Let $$k$$ be an integer such that the triangle with vertices $$(k, -3k)$$, $$(5, k)$$ and $$(-k, 2)$$ has area 28 sq. units. Then the orthocenter of this triangle is at the point:

Let us denote the three given vertices by

$$A(k,\,-3k),\qquad B(5,\,k),\qquad C(-k,\,2).$$

The area of a triangle with vertices $$(x_1,y_1),\,(x_2,y_2),\,(x_3,y_3)$$ is obtained from the determinant formula

$$\text{Area}=\dfrac12\left|x_1(y_2-y_3)+x_2(y_3-y_1)+x_3(y_1-y_2)\right|.$$

Substituting $$(x_1,y_1)=(k,-3k),\;(x_2,y_2)=(5,k),\;(x_3,y_3)=(-k,2)$$ we have

$$\begin{aligned} x_1(y_2-y_3)&=k\,(k-2)=k^2-2k,\\[2mm] x_2(y_3-y_1)&=5\bigl(2-(-3k)\bigr)=5(2+3k)=10+15k,\\[2mm] x_3(y_1-y_2)&=-k\bigl((-3k)-k\bigr)=-k(-4k)=4k^2. \end{aligned}$$

Adding these three results gives

$$k^2-2k+10+15k+4k^2=5k^2+13k+10.$$

Because the area is given as 28 square units, we must have

$$\dfrac12\bigl|5k^2+13k+10\bigr|=28\;\;\Longrightarrow\;\;\bigl|5k^2+13k+10\bigr|=56.$$

This absolute-value equation splits into two quadratic equations.

1. $$5k^2+13k+10=56\;\Longrightarrow\;5k^2+13k-46=0.$$

2. $$5k^2+13k+10=-56\;\Longrightarrow\;5k^2+13k+66=0.$$

The second quadratic has discriminant

$$\Delta_2=13^2-4\cdot5\cdot66=169-1320=-1151<0,$$

so it possesses no real roots and can be ignored.

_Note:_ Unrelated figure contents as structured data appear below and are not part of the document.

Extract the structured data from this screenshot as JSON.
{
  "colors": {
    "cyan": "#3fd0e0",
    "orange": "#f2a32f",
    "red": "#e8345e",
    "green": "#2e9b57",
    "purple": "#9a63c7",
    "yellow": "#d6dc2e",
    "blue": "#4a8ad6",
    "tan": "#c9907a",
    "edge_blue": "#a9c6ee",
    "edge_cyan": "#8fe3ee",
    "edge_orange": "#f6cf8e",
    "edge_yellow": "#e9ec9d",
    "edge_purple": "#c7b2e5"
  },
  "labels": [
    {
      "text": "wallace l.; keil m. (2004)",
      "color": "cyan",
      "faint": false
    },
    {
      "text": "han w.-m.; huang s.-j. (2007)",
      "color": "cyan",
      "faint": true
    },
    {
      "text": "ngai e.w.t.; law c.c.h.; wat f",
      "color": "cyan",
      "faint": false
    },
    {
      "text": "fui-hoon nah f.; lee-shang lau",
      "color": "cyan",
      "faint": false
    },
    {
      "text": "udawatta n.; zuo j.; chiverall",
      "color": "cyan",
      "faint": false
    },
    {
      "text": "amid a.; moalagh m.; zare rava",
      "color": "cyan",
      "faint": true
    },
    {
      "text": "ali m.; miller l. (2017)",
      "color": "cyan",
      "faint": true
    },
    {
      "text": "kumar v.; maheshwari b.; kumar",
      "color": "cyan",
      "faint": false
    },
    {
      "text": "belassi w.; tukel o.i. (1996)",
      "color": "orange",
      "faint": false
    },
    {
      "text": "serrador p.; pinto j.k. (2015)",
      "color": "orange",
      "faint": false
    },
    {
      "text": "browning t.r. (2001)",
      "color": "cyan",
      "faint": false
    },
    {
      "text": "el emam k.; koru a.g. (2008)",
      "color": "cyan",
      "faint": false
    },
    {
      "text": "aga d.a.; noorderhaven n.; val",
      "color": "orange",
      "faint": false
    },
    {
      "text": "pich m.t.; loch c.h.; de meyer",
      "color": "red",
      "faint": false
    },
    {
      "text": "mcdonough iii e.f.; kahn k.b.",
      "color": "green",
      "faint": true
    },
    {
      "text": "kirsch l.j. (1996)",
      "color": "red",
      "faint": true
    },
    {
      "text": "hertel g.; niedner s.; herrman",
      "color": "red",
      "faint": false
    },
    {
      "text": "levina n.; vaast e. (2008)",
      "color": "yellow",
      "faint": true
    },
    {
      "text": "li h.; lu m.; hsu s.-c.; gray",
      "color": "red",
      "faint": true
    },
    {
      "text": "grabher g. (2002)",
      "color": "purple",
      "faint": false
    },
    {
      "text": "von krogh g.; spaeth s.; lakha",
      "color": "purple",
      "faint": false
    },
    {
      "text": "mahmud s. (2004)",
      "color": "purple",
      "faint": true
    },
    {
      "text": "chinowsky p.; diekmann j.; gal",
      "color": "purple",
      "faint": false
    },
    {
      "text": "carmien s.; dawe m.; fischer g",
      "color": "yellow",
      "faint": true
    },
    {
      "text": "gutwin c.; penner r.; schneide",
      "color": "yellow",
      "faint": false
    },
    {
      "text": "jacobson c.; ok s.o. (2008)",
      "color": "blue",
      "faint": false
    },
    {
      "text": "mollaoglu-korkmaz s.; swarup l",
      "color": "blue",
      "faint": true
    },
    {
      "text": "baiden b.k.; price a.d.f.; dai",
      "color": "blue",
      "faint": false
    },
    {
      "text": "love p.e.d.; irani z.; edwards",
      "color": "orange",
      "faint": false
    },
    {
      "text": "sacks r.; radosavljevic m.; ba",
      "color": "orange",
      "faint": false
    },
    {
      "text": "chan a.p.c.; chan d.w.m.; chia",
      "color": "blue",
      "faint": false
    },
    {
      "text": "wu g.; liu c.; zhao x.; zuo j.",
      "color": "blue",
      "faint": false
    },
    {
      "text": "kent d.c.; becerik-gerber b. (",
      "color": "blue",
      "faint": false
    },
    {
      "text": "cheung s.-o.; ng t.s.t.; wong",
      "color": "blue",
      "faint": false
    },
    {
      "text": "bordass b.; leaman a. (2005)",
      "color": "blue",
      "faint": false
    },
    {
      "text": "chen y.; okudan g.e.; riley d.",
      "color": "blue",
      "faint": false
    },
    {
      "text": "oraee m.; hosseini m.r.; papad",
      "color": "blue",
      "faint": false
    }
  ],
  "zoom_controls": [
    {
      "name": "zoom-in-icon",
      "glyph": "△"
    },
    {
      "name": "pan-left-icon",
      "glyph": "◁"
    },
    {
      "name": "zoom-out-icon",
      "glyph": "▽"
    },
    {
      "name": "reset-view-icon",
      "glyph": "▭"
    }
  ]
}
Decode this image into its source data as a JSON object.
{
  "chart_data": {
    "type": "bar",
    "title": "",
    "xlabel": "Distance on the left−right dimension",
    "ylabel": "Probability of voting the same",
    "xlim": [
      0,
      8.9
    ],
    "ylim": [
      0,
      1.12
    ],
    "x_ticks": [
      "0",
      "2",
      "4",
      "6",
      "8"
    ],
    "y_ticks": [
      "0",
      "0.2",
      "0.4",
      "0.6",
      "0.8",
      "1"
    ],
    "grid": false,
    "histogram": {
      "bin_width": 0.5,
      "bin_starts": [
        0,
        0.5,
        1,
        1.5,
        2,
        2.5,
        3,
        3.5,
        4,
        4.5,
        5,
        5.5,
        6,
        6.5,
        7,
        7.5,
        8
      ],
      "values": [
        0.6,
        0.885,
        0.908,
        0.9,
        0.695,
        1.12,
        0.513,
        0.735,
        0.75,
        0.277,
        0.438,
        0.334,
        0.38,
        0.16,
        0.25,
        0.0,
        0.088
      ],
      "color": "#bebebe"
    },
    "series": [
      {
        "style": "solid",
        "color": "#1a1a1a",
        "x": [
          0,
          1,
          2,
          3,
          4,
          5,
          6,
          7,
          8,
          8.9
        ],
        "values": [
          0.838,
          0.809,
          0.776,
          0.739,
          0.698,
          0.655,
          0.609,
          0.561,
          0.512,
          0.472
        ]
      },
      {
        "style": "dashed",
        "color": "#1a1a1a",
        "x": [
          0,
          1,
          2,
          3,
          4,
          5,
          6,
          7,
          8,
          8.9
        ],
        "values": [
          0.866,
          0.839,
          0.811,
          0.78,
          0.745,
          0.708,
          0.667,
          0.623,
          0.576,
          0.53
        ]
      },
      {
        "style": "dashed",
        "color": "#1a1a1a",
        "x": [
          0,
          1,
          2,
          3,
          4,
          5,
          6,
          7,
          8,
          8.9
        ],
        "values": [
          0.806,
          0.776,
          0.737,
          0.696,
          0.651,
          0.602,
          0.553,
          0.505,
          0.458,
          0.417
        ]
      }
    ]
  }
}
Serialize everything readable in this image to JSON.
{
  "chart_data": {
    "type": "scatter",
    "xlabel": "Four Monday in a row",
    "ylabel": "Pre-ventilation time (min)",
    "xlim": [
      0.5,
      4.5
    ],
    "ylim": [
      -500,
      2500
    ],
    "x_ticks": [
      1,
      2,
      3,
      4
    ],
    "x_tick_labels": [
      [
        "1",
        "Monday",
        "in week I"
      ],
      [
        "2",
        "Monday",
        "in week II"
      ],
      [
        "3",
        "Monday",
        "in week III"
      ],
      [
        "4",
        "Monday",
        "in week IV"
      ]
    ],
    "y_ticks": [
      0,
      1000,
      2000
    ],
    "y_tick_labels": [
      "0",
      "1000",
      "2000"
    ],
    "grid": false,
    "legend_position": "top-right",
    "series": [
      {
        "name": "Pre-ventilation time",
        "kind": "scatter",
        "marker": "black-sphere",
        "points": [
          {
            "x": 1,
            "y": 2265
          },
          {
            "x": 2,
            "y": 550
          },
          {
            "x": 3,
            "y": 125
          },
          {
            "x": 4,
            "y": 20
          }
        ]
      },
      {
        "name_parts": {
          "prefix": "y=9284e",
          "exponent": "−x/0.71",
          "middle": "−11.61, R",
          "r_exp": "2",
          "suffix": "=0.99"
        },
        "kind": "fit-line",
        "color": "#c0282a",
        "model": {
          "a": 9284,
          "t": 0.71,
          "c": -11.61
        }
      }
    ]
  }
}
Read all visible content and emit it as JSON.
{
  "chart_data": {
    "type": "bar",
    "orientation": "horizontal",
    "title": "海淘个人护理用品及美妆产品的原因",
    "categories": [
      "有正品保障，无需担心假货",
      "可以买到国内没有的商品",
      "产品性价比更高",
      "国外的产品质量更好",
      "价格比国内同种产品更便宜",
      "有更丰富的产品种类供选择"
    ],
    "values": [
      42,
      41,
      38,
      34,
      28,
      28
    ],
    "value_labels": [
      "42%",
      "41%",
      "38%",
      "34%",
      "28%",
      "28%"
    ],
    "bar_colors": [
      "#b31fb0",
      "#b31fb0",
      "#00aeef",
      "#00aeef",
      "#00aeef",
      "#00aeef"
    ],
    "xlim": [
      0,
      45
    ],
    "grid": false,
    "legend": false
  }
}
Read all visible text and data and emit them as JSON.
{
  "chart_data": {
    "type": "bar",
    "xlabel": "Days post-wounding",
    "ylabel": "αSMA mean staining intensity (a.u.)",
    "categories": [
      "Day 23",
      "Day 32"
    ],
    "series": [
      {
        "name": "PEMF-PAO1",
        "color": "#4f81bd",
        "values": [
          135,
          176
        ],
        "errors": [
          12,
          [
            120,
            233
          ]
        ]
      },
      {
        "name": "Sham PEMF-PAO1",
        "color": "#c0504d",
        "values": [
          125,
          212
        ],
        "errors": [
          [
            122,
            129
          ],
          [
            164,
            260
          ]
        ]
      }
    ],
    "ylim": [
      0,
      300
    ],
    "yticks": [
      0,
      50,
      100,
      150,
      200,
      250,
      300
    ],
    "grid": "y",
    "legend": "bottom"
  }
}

We therefore solve the first quadratic.

For $$5k^2+13k-46=0,$$ the discriminant is

$$\Delta_1=13^2-4\cdot5\cdot(-46)=169+920=1089=33^2.$$

Hence, using the quadratic formula

$$k=\dfrac{-13\pm33}{2\cdot5}=\dfrac{-13\pm33}{10}.$$

The two possible values are

$$k=\dfrac{20}{10}=2,\qquad k=\dfrac{-46}{10}=-\dfrac{23}{5}.$$

Because $$k$$ is required to be an integer, only $$k=2$$ is admissible.

Thus the triangle’s concrete vertices are

$$A(2,-6),\qquad B(5,2),\qquad C(-2,2).$$

To locate the orthocenter we intersect two of the altitudes of the triangle.

Altitude from vertex A:

The side $$BC$$ runs from $$B(5,2)$$ to $$C(-2,2).$$ Its slope is

$$m_{BC}=\dfrac{2-2}{5-(-2)}=0,$$

so $$BC$$ is the horizontal line $$y=2.$$ The altitude from $$A$$ is therefore perpendicular to a horizontal line, meaning it is vertical through $$x=x_A=2.$$ Hence the first altitude has equation

$$x=2.$$

Altitude from vertex B:

The side $$AC$$ joins $$A(2,-6)$$ and $$C(-2,2).$$ Its slope is

$$m_{AC}=\dfrac{2-(-6)}{-2-2}=\dfrac{8}{-4}=-2.$$

An altitude is perpendicular to the side, so the required slope is the negative reciprocal

$$m_{\perp B}=\dfrac12.$$

Passing through $$B(5,2)$$, the altitude from $$B$$ is written as

$$y-2=\dfrac12\,(x-5).$$

This rearranges to

$$y=\dfrac12x-\dfrac12.$$

Intersection of the two altitudes:

We simultaneously satisfy

$$x=2\qquad\text{and}\qquad y=\dfrac12x-\dfrac12.$$

Substituting $$x=2$$ into the second equation,

$$y=\dfrac12\cdot2-\dfrac12=1-\dfrac12=\dfrac12.$$

Hence the orthocenter is

$$H\bigl(2,\;\dfrac12\bigr).$$

The coordinates $$\left(2,\;\dfrac12\right)$$ correspond to Option D.

Hence, the correct answer is Option D.